Il CONI Lazio arriva a Frosinone con un seminario operativo su impiantistica e finanziamenti. Istituzioni, tecnici e società sportive a confronto per costruire una rete solida e nuove opportunità per il territorio.
Lo sport non è solo cronaca, risultati e classifiche. Da un momento in poi diventa qualcosa di più grande: politica del territorio, visione, investimento sul futuro. Quel momento, a Frosinone arriva venerdì 24 aprile: alla Villa Comunale, dove il CONI Lazio — in sinergia con la Regione — porta l’ultima tappa di un ciclo di seminari itineranti che ha già attraversato Latina, Viterbo e Rieti, coinvolgendo oltre 200 tra dirigenti sportivi, amministratori e professionisti del settore.
Non una cerimonia, non un convegno di facciata: un tavolo di lavoro concreto su impiantistica, finanziamenti e prospettive. A guidare il fronte provinciale c’è l’avvocato Emanuele De Vita, Delegato CONI per la provincia di Frosinone, che di sport e territorio conosce ogni angolo.
Avvocato De Vita, venerdì Frosinone ospita una tappa importante del ciclo promosso dal CONI Lazio. Cosa rappresenta questo appuntamento per la provincia?

Sono particolarmente entusiasta di questo evento, che rappresenta non solo un momento di confronto ma anche un punto di partenza concreto per rafforzare la rete sportiva provinciale. In pratica, dopo le tappe di Latina, Viterbo e Rieti, Frosinone arriva all’appuntamento con la consapevolezza di chi sa di avere tanto da dire e tanto da costruire.
Quali sono i temi al centro del dibattito?
Quelli che contano davvero: sviluppo dell’impiantistica sportiva, gestione delle strutture, opportunità di finanziamento e prospettive future.

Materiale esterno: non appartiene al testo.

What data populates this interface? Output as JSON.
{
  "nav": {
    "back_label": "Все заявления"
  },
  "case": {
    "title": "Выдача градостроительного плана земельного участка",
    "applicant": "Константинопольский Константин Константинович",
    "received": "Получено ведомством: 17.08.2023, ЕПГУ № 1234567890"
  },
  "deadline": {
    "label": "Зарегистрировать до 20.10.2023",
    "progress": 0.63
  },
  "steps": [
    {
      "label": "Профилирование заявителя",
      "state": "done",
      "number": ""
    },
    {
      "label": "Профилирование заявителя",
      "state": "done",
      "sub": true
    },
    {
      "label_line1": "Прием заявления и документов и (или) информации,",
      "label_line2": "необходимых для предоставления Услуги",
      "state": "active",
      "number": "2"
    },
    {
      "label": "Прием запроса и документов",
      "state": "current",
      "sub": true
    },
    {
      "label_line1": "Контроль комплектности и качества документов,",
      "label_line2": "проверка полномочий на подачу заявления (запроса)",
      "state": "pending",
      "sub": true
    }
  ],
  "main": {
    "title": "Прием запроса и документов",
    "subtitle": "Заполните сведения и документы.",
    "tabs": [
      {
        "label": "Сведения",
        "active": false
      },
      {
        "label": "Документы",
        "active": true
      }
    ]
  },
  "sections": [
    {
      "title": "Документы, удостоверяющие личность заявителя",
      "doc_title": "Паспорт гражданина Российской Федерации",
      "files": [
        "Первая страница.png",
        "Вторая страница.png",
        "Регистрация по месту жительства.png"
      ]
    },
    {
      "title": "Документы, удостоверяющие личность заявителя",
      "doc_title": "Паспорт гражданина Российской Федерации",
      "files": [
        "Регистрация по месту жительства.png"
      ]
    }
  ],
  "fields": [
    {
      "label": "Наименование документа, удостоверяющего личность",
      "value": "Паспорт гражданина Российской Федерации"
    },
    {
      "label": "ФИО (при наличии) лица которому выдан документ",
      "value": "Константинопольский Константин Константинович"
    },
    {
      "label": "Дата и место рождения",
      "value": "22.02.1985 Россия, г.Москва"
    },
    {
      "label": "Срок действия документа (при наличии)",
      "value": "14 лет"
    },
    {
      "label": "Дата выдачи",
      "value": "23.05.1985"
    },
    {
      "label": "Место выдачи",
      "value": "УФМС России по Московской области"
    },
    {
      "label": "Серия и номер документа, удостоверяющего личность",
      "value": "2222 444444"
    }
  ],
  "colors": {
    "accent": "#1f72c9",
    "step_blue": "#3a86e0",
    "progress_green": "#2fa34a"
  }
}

Con la presenza dell’Istituto per il Credito Sportivo e Culturale — partner strategico del CONI Lazio — il confronto avrà anche una dimensione operativa immediata. Non solo visione, ma strumenti concreti.
Chi sarà presente?

Un parterre di tutto rispetto. Il Presidente del CONI Lazio Alessandro Cochi, il Vice Presidente Paolo Anedda, il referente commerciale Area Centro e Sardegna dell’ICSC Massimiliano Fratini, il tecnico regionale per l’impiantistica Enrico Frittelli e il Coordinatore della Commissione impiantistica Maurizio Amedei. Insieme a loro, i neo nominati fiduciari, numerosi amministratori della provincia e i rappresentanti delle società sportive del territorio.
Qual è il suo impegno come Delegato Provinciale?
Favorire sempre di più il dialogo tra istituzioni, società sportive e territori, creando le condizioni per una crescita strutturata e duratura dello sport. Una missione che non si esaurisce in una giornata, ma che trova in appuntamenti come questo i suoi momenti più significativi.
C’è un messaggio che vuole lanciare alle società sportive e agli amministratori del territorio?

Occasioni come questa ci permettono di costruire una visione condivisa, valorizzare le realtà locali e dare nuove opportunità ai nostri giovani e agli operatori del settore. Partecipate. Sarà un appuntamento molto importante e ricco di spunti concreti per il futuro. Venerdì 24 aprile, Villa Comunale di Frosinone, ore 16. L’appello è rivolto a tutti. Nessuno escluso.